In performing the method 700, in accordance with a determination that a degree of similarity between the first set of usage data and the second set of usage data satisfies a threshold (722-Yes), the server system may provide (728) a report regarding the application based on the first set of usage data. Put another way, the server system may provide a report that is not based on the second set of usage data. In some embodiments, the server system may store (740) the second set of usage data in a second log that is not used for reporting on the application. In some embodiments, the server system may update the table of values to reflect that the second set of usage data is redundant data (or vice versa).

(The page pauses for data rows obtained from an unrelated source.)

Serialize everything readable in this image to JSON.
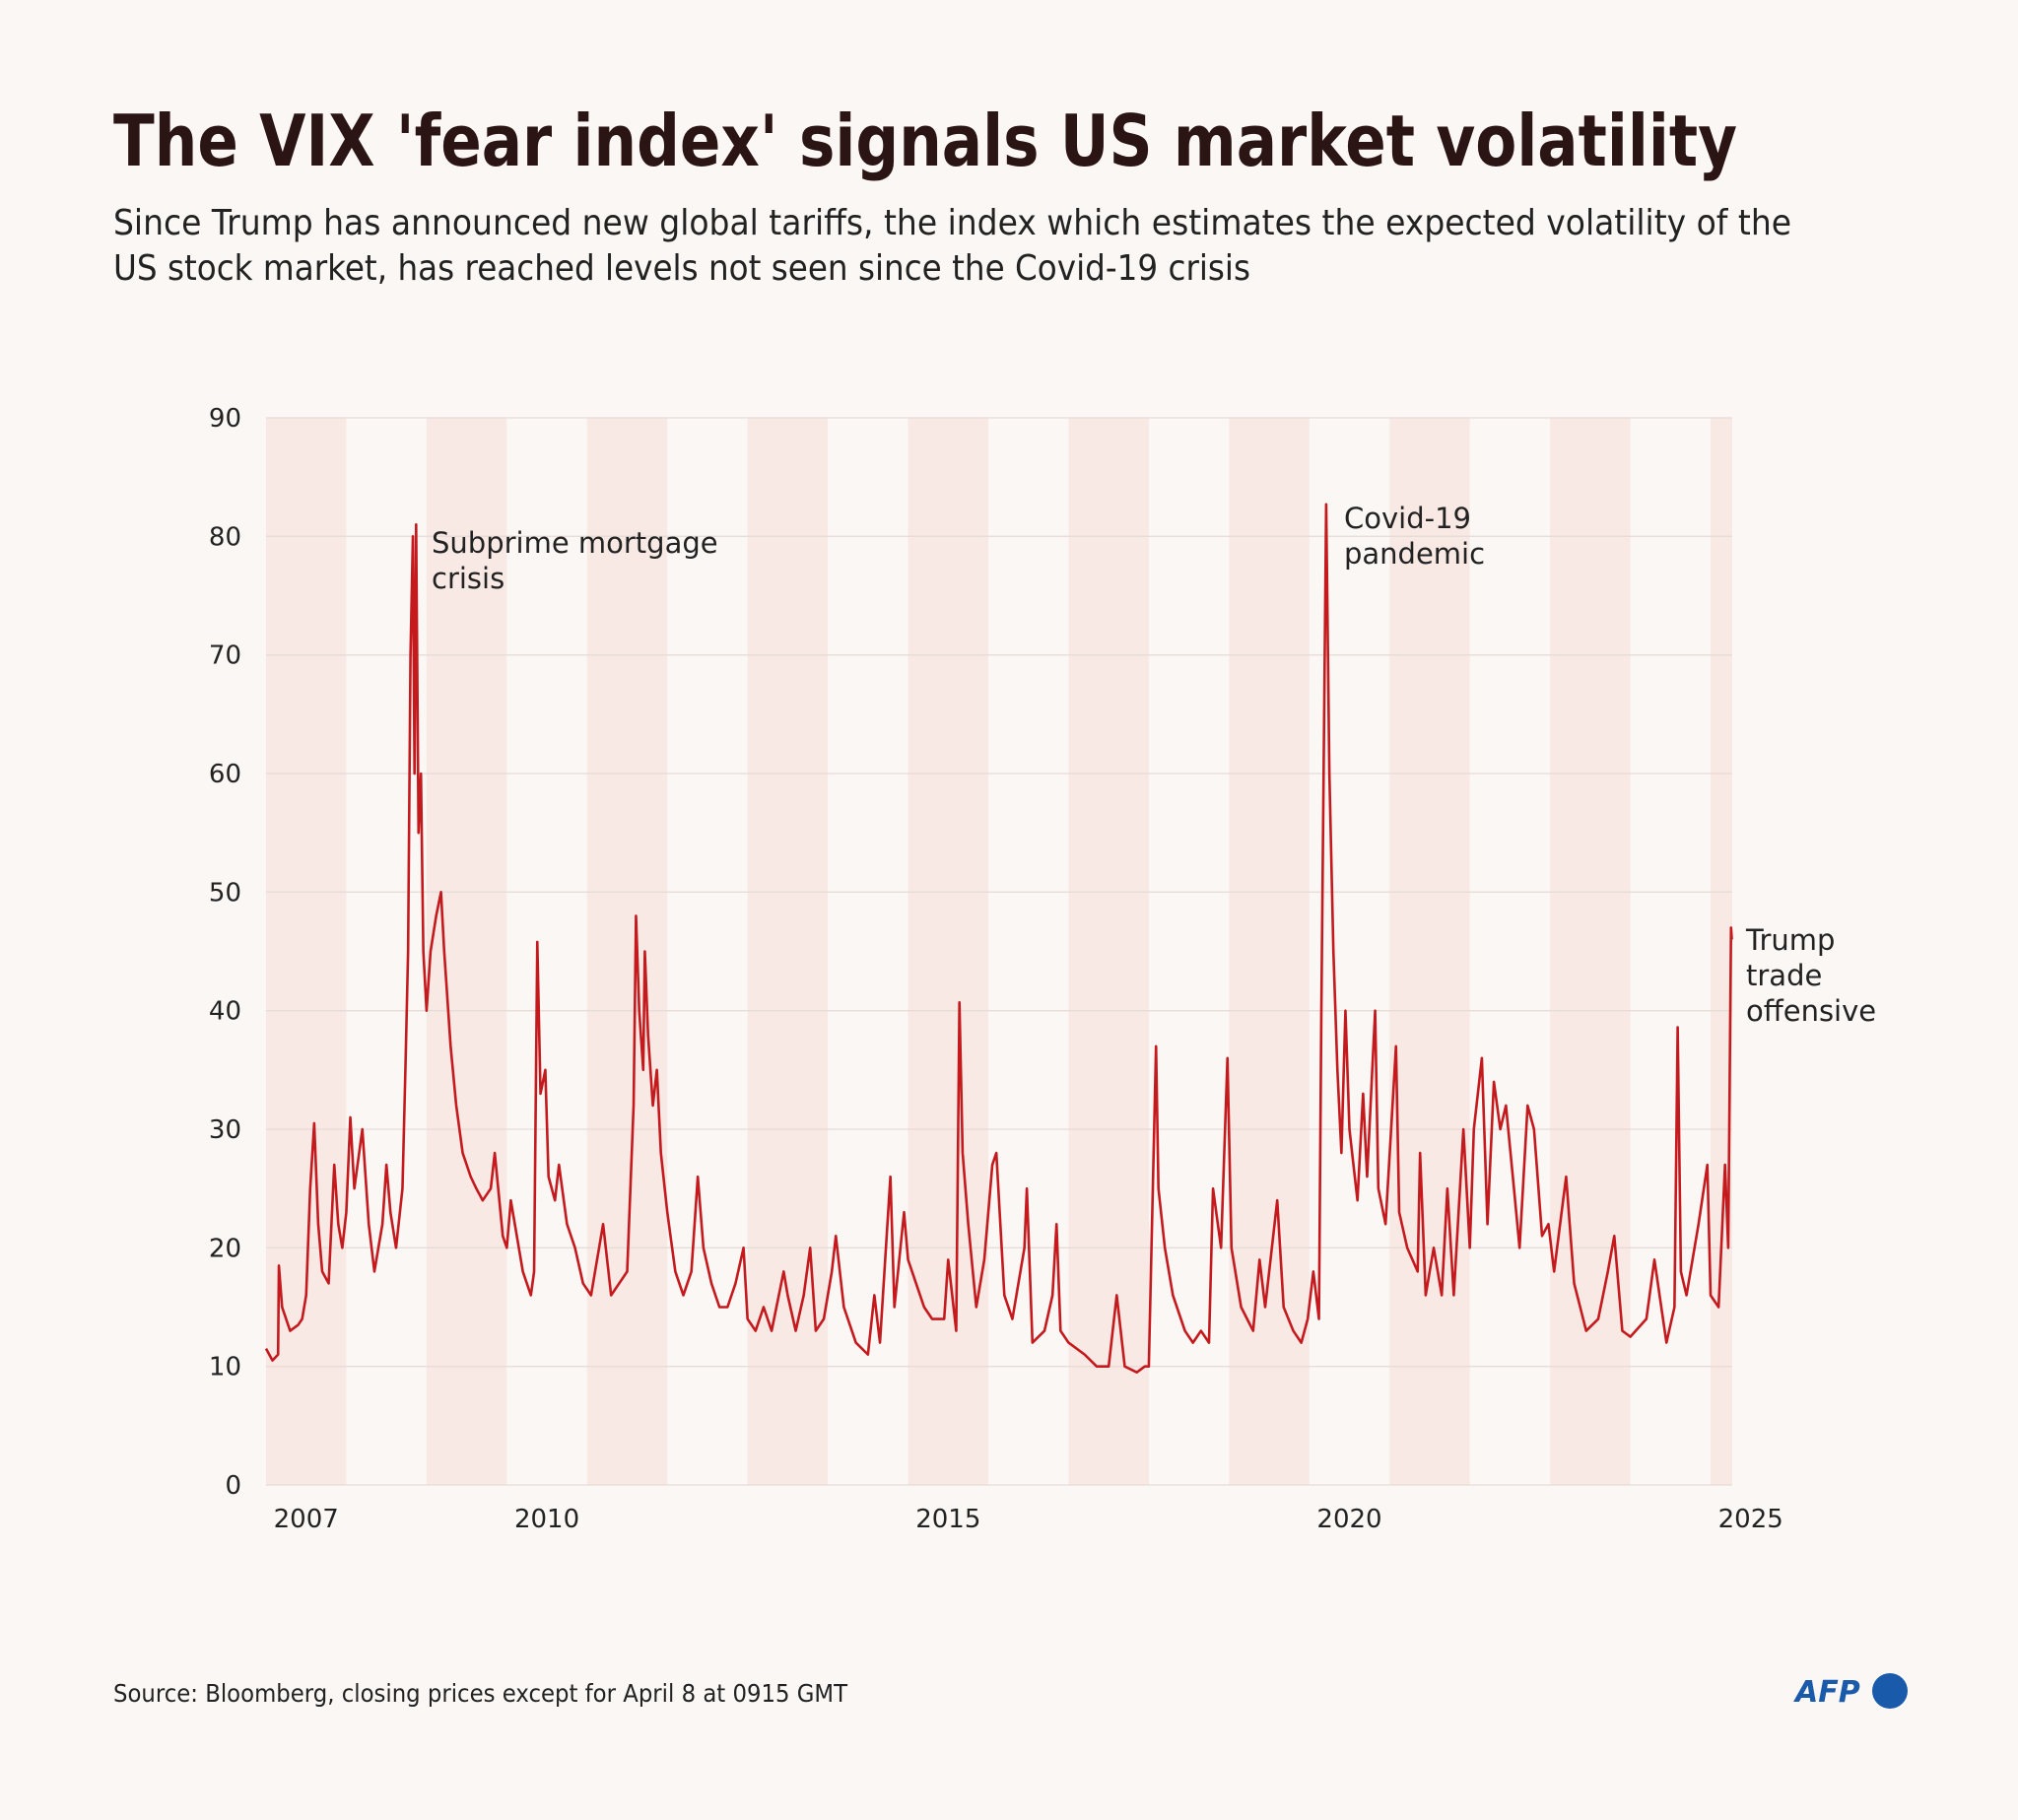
{
  "chart_data": {
    "type": "line",
    "title": "The VIX 'fear index' signals US market volatility",
    "subtitle": [
      "Since Trump has announced new global tariffs, the index which estimates the expected volatility of the",
      "US stock market, has reached levels not seen since the Covid-19 crisis"
    ],
    "source": "Source: Bloomberg, closing prices except for April 8 at 0915 GMT",
    "logo": "AFP",
    "color": "#c41a1e",
    "grid": true,
    "xlim": [
      2007,
      2025.27
    ],
    "ylim": [
      0,
      90
    ],
    "yticks": [
      0,
      10,
      20,
      30,
      40,
      50,
      60,
      70,
      80,
      90
    ],
    "xticks": [
      {
        "value": 2007.5,
        "label": "2007"
      },
      {
        "value": 2010.5,
        "label": "2010"
      },
      {
        "value": 2015.5,
        "label": "2015"
      },
      {
        "value": 2020.5,
        "label": "2020"
      },
      {
        "value": 2025.5,
        "label": "2025"
      }
    ],
    "annotations": [
      {
        "text": [
          "Subprime mortgage",
          "crisis"
        ]
      },
      {
        "text": [
          "Covid-19",
          "pandemic"
        ]
      },
      {
        "text": [
          "Trump",
          "trade",
          "offensive"
        ]
      }
    ],
    "x": [
      2007.0,
      2007.08,
      2007.15,
      2007.16,
      2007.2,
      2007.3,
      2007.4,
      2007.45,
      2007.5,
      2007.55,
      2007.6,
      2007.65,
      2007.7,
      2007.78,
      2007.85,
      2007.9,
      2007.95,
      2008.0,
      2008.05,
      2008.1,
      2008.2,
      2008.28,
      2008.35,
      2008.45,
      2008.5,
      2008.55,
      2008.62,
      2008.7,
      2008.74,
      2008.77,
      2008.8,
      2008.83,
      2008.85,
      2008.87,
      2008.9,
      2008.93,
      2008.96,
      2009.0,
      2009.05,
      2009.12,
      2009.18,
      2009.22,
      2009.3,
      2009.37,
      2009.45,
      2009.55,
      2009.62,
      2009.7,
      2009.8,
      2009.85,
      2009.95,
      2010.0,
      2010.05,
      2010.1,
      2010.2,
      2010.3,
      2010.34,
      2010.38,
      2010.42,
      2010.48,
      2010.52,
      2010.6,
      2010.65,
      2010.75,
      2010.85,
      2010.95,
      2011.05,
      2011.15,
      2011.2,
      2011.3,
      2011.4,
      2011.5,
      2011.58,
      2011.61,
      2011.65,
      2011.7,
      2011.72,
      2011.76,
      2011.82,
      2011.87,
      2011.92,
      2012.0,
      2012.1,
      2012.2,
      2012.3,
      2012.38,
      2012.45,
      2012.55,
      2012.65,
      2012.75,
      2012.85,
      2012.95,
      2013.0,
      2013.1,
      2013.2,
      2013.3,
      2013.45,
      2013.5,
      2013.6,
      2013.7,
      2013.78,
      2013.85,
      2013.95,
      2014.05,
      2014.1,
      2014.2,
      2014.35,
      2014.5,
      2014.58,
      2014.65,
      2014.78,
      2014.83,
      2014.95,
      2015.0,
      2015.1,
      2015.2,
      2015.3,
      2015.45,
      2015.5,
      2015.6,
      2015.64,
      2015.68,
      2015.75,
      2015.85,
      2015.95,
      2016.05,
      2016.1,
      2016.2,
      2016.3,
      2016.45,
      2016.48,
      2016.55,
      2016.7,
      2016.8,
      2016.85,
      2016.9,
      2017.0,
      2017.2,
      2017.35,
      2017.5,
      2017.6,
      2017.7,
      2017.85,
      2017.95,
      2018.0,
      2018.09,
      2018.12,
      2018.2,
      2018.3,
      2018.45,
      2018.55,
      2018.65,
      2018.75,
      2018.8,
      2018.9,
      2018.98,
      2019.03,
      2019.15,
      2019.3,
      2019.38,
      2019.45,
      2019.6,
      2019.68,
      2019.8,
      2019.9,
      2019.98,
      2020.05,
      2020.12,
      2020.15,
      2020.21,
      2020.25,
      2020.3,
      2020.35,
      2020.4,
      2020.45,
      2020.5,
      2020.6,
      2020.67,
      2020.72,
      2020.82,
      2020.86,
      2020.95,
      2021.08,
      2021.12,
      2021.22,
      2021.35,
      2021.38,
      2021.45,
      2021.55,
      2021.65,
      2021.72,
      2021.8,
      2021.92,
      2022.0,
      2022.05,
      2022.15,
      2022.22,
      2022.3,
      2022.38,
      2022.45,
      2022.55,
      2022.62,
      2022.72,
      2022.8,
      2022.9,
      2022.98,
      2023.05,
      2023.2,
      2023.3,
      2023.45,
      2023.6,
      2023.72,
      2023.8,
      2023.9,
      2024.0,
      2024.2,
      2024.3,
      2024.45,
      2024.55,
      2024.59,
      2024.63,
      2024.7,
      2024.85,
      2024.96,
      2025.0,
      2025.1,
      2025.18,
      2025.22,
      2025.255,
      2025.265
    ],
    "values": [
      11.5,
      10.5,
      11,
      18.5,
      15,
      13,
      13.5,
      14,
      16,
      25,
      30.5,
      22,
      18,
      17,
      27,
      22,
      20,
      23,
      31,
      25,
      30,
      22,
      18,
      22,
      27,
      23,
      20,
      25,
      36,
      45,
      70,
      80,
      60,
      81,
      55,
      60,
      45,
      40,
      45,
      48,
      50,
      45,
      37,
      32,
      28,
      26,
      25,
      24,
      25,
      28,
      21,
      20,
      24,
      22,
      18,
      16,
      18,
      45.8,
      33,
      35,
      26,
      24,
      27,
      22,
      20,
      17,
      16,
      20,
      22,
      16,
      17,
      18,
      32,
      48,
      40,
      35,
      45,
      38,
      32,
      35,
      28,
      23,
      18,
      16,
      18,
      26,
      20,
      17,
      15,
      15,
      17,
      20,
      14,
      13,
      15,
      13,
      18,
      16,
      13,
      16,
      20,
      13,
      14,
      18,
      21,
      15,
      12,
      11,
      16,
      12,
      26,
      15,
      23,
      19,
      17,
      15,
      14,
      14,
      19,
      13,
      40.7,
      28,
      22,
      15,
      19,
      27,
      28,
      16,
      14,
      20,
      25,
      12,
      13,
      16,
      22,
      13,
      12,
      11,
      10,
      10,
      16,
      10,
      9.5,
      10,
      10,
      37,
      25,
      20,
      16,
      13,
      12,
      13,
      12,
      25,
      20,
      36,
      20,
      15,
      13,
      19,
      15,
      24,
      15,
      13,
      12,
      14,
      18,
      14,
      40,
      82.7,
      60,
      45,
      35,
      28,
      40,
      30,
      24,
      33,
      26,
      40,
      25,
      22,
      37,
      23,
      20,
      18,
      28,
      16,
      20,
      16,
      25,
      16,
      30,
      20,
      30,
      36,
      22,
      34,
      30,
      32,
      25,
      20,
      32,
      30,
      21,
      22,
      18,
      26,
      17,
      13,
      14,
      18,
      21,
      13,
      12.5,
      14,
      19,
      12,
      15,
      38.6,
      18,
      16,
      22,
      27,
      16,
      15,
      27,
      20,
      47,
      46
    ]
  }
}
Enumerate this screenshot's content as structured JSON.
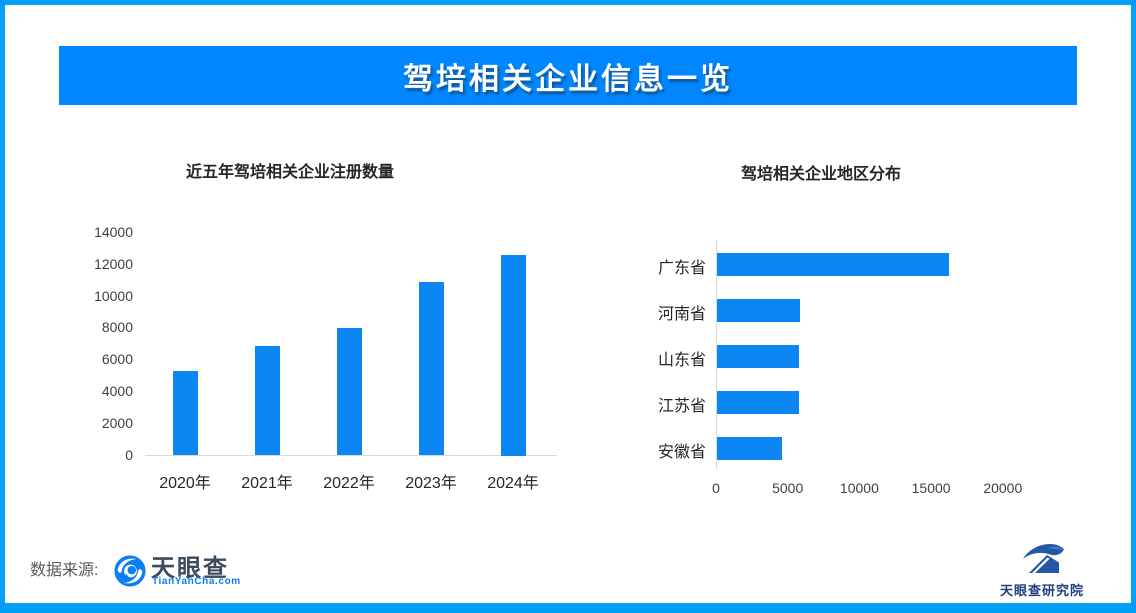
{
  "header": {
    "title": "驾培相关企业信息一览"
  },
  "chart_data": [
    {
      "type": "bar",
      "orientation": "vertical",
      "title": "近五年驾培相关企业注册数量",
      "categories": [
        "2020年",
        "2021年",
        "2022年",
        "2023年",
        "2024年"
      ],
      "values": [
        5300,
        6900,
        8000,
        10900,
        12600
      ],
      "xlabel": "",
      "ylabel": "",
      "ylim": [
        0,
        14000
      ],
      "yticks": [
        0,
        2000,
        4000,
        6000,
        8000,
        10000,
        12000,
        14000
      ],
      "grid": false,
      "legend": false,
      "bar_color": "#0b86f2"
    },
    {
      "type": "bar",
      "orientation": "horizontal",
      "title": "驾培相关企业地区分布",
      "categories": [
        "广东省",
        "河南省",
        "山东省",
        "江苏省",
        "安徽省"
      ],
      "values": [
        16200,
        5800,
        5750,
        5700,
        4500
      ],
      "xlabel": "",
      "ylabel": "",
      "xlim": [
        0,
        22000
      ],
      "xticks": [
        0,
        5000,
        10000,
        15000,
        20000
      ],
      "grid": false,
      "legend": false,
      "bar_color": "#0b86f2"
    }
  ],
  "footer": {
    "source_label": "数据来源:",
    "tianyancha": {
      "name": "天眼查",
      "domain": "TianYanCha.com"
    },
    "institute": {
      "name": "天眼查研究院"
    }
  },
  "colors": {
    "frame_border": "#00a1f4",
    "banner": "#0086ff",
    "bar": "#0b86f2",
    "axis_line": "#d9d9d9",
    "title_text": "#262626",
    "tick_text": "#404040",
    "source_text": "#595959",
    "tyc_text": "#3d4b5f",
    "tyc_blue": "#0b7df6",
    "institute_text": "#21417e"
  }
}
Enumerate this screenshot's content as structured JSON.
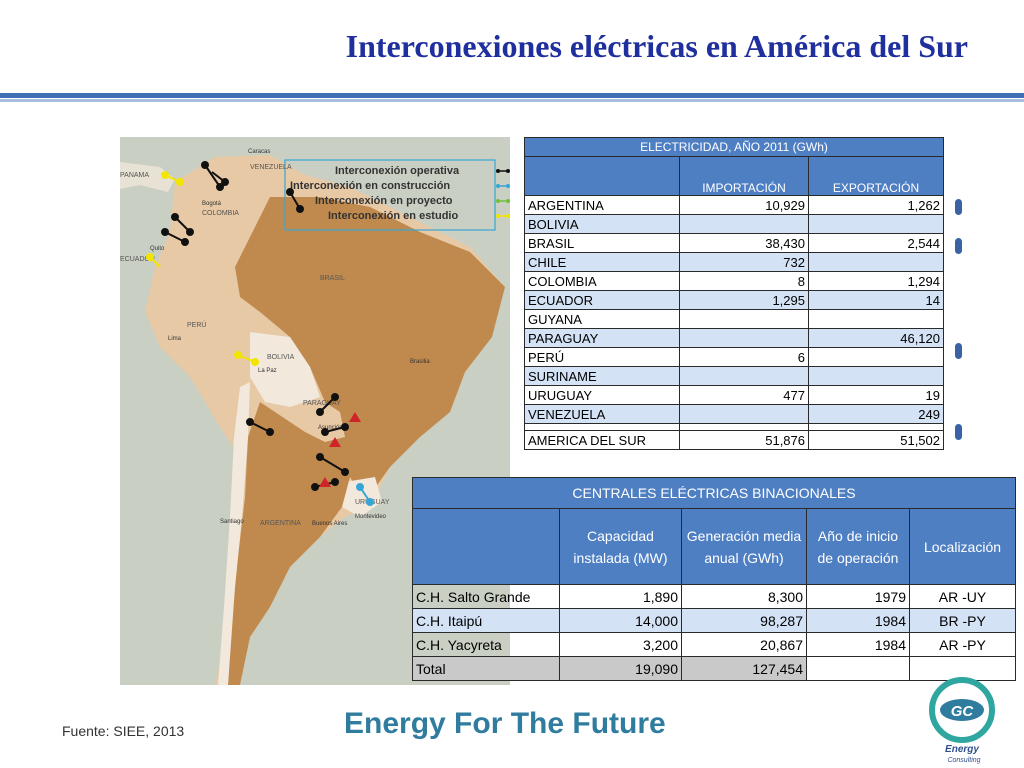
{
  "title": "Interconexiones eléctricas en América del Sur",
  "map": {
    "legend": {
      "operativa": "Interconexión operativa",
      "construccion": "Interconexión en construcción",
      "proyecto": "Interconexión en proyecto",
      "estudio": "Interconexión en estudio"
    },
    "countries": {
      "venezuela": "VENEZUELA",
      "colombia": "COLOMBIA",
      "ecuador": "ECUADOR",
      "peru": "PERÚ",
      "brasil": "BRASIL",
      "bolivia": "BOLIVIA",
      "paraguay": "PARAGUAY",
      "uruguay": "URUGUAY",
      "argentina": "ARGENTINA",
      "panama": "PANAMA"
    },
    "cities": {
      "caracas": "Caracas",
      "bogota": "Bogotá",
      "quito": "Quito",
      "lima": "Lima",
      "la_paz": "La Paz",
      "brasilia": "Brasilia",
      "santiago": "Santiago",
      "buenos_aires": "Buenos Aires",
      "montevideo": "Montevideo",
      "asuncion": "Asunción"
    },
    "colors": {
      "sea": "#c9cfc3",
      "land": "#e8e2d4",
      "brasil": "#c08a4e",
      "tan": "#e8c9a6",
      "light": "#f2e8dc",
      "yellow": "#f2e600",
      "cyan": "#37a6d6",
      "green": "#6fbf3a",
      "red": "#d0242b"
    }
  },
  "electricity_table": {
    "title": "ELECTRICIDAD, AÑO 2011 (GWh)",
    "col_import": "IMPORTACIÓN",
    "col_export": "EXPORTACIÓN",
    "rows": [
      {
        "country": "ARGENTINA",
        "import": "10,929",
        "export": "1,262"
      },
      {
        "country": "BOLIVIA",
        "import": "",
        "export": ""
      },
      {
        "country": "BRASIL",
        "import": "38,430",
        "export": "2,544"
      },
      {
        "country": "CHILE",
        "import": "732",
        "export": ""
      },
      {
        "country": "COLOMBIA",
        "import": "8",
        "export": "1,294"
      },
      {
        "country": "ECUADOR",
        "import": "1,295",
        "export": "14"
      },
      {
        "country": "GUYANA",
        "import": "",
        "export": ""
      },
      {
        "country": "PARAGUAY",
        "import": "",
        "export": "46,120"
      },
      {
        "country": "PERÚ",
        "import": "6",
        "export": ""
      },
      {
        "country": "SURINAME",
        "import": "",
        "export": ""
      },
      {
        "country": "URUGUAY",
        "import": "477",
        "export": "19"
      },
      {
        "country": "VENEZUELA",
        "import": "",
        "export": "249"
      }
    ],
    "total": {
      "country": "AMERICA DEL SUR",
      "import": "51,876",
      "export": "51,502"
    }
  },
  "plants_table": {
    "title": "CENTRALES ELÉCTRICAS BINACIONALES",
    "col_capacity_1": "Capacidad",
    "col_capacity_2": "instalada (MW)",
    "col_generation_1": "Generación media",
    "col_generation_2": "anual (GWh)",
    "col_year_1": "Año de inicio",
    "col_year_2": "de operación",
    "col_location": "Localización",
    "rows": [
      {
        "name": "C.H. Salto Grande",
        "capacity": "1,890",
        "generation": "8,300",
        "year": "1979",
        "location": "AR -UY"
      },
      {
        "name": "C.H. Itaipú",
        "capacity": "14,000",
        "generation": "98,287",
        "year": "1984",
        "location": "BR -PY"
      },
      {
        "name": "C.H. Yacyreta",
        "capacity": "3,200",
        "generation": "20,867",
        "year": "1984",
        "location": "AR -PY"
      }
    ],
    "total": {
      "name": "Total",
      "capacity": "19,090",
      "generation": "127,454",
      "year": "",
      "location": ""
    }
  },
  "footer": {
    "source": "Fuente: SIEE, 2013",
    "slogan": "Energy For The Future",
    "logo_letters": "GC",
    "logo_word1": "Energy",
    "logo_word2": "Consulting"
  }
}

In performing the method 700, in accordance with a determination that a degree of similarity between the first set of usage data and the second set of usage data satisfies a threshold (722-Yes), the server system may provide a report regarding the application based on the second set of usage data. Put another way, the server system may provide a report that is not based on the first set of usage data. In some embodiments, the server system may store the first set of usage data in a log that is not used for reporting on the application. In some embodiments, the server system may update the table of values to reflect that the first set of usage data is redundant data (or vice versa). One skilled in the art will appreciate that the first and second sets of usage data may be stored in other storage devices known in the art.



FIG. 6C illustrates exemplary graphical user interface (GUI) on the client device 602. FIG. 6C may illustrate the calendaring application 630 after performance of a compare operation. In performing the method 700, in accordance with a determination that a degree of similarity between the first set of usage data, the second set of usage data, and/or the third set of usage data satisfies a threshold (722-Yes), the server system may remove (e.g., signal a redundancy to the calendar application) one or more duplicate data sets (e.g., one or more events) from the application. As shown, event 1624 and event 1626 have been removed from the calendar of the calendar application 630.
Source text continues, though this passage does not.